One of the most fulfilling experiences during the festival can be offering to share your time and talents, Divine said.

“We are still looking for volunteers. We have about 70% of our volunteer slots filled up, so people can go on our website at hiawathamusic.org and click on the link for our volunteer sign-up,” Divine said. “Volunteers are what make the festival a fun and smooth weekend for everyone.”

Main-stage musicians include Lula Wiles, The Barn Owls, The Po’ Ramblin Boys, Old Salt Union T-Mart Rounders, Jeffrey Foucault with Kris Delmhorst, Red Tail Ring, Sumkali and Devil in the Woodpile.

There are also a few new additions to the festival itself, Divine said.

First-time festivalgoers are invited to attend an orientation from 11 a.m. to noon Saturday to participate in a tour of the Hiawatha grounds, meet new friends, get information about the schedule and the benefits of becoming a Hiawatha Music Co-op member, she said.

Due to mounting concern over the years about bicycle safety, children ages 4 to 14 must wear a helmet when riding bikes during the festival, she said. They must also attend a new Festival Bike Safety Session sponsored by Start the Cycle, she said.
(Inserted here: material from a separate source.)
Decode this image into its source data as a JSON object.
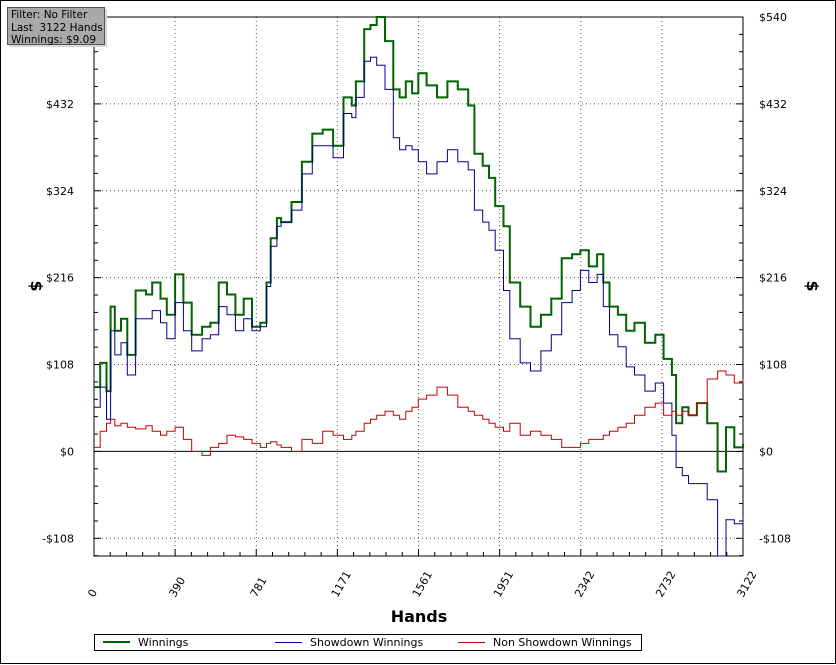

Children who have completed the session will receive a wristband that they will be required to wear all weekend.

Divine said the Hiawatha Music Co-Op Advisory Board contemplated whether bikes should be allowed.

“The board thought about it, and we decided that bringing bikes and being able to ride bikes on festival grounds is very important to the kids and families that come to Hiawatha,” Divine said, “so we decided to continue allowing bikes but make changes that will keep everyone safe.”

Safety session locations and times are available at the festival website.

Another addition this year is a musical petting zoo in the children’s area sponsored by Yooptone Music.

“It’s in the kids’ area, but I think it’s something that people of all ages enjoy,” Divine said. “You can experience a variety of instruments, hold them, play them and see what it’s like.”

Another new development will be in the dance tent on Friday night.

Northern Michigan University music professor Carrie Biolo will lead a “Call to the Dance” drum circle from 5:45 to 6:45 p.m. Drummers of all ages and abilities are welcome to participate in the event, Divine said.

Tickets for the festival will be available at the festival gate along Marquette County Road 550 at the Jacobetti Complex parking lot across from Tourist Park.

Weekend passes for adults, seniors and teens between the ages of 13 and 17 are $85, while children ages 6 to 12 are $5. Single-day tickets are $25 for the Friday night dance, or $50 for Saturday or Sunday single-day passes.

Divine said she is excited to see what this year’s festival brings, and hopes to see even more local attendees.

“We have a jewel right in our backyard,” she said. “I hope more people from the area can come out. Being in a beautiful environment and hearing great music just feeds your soul.”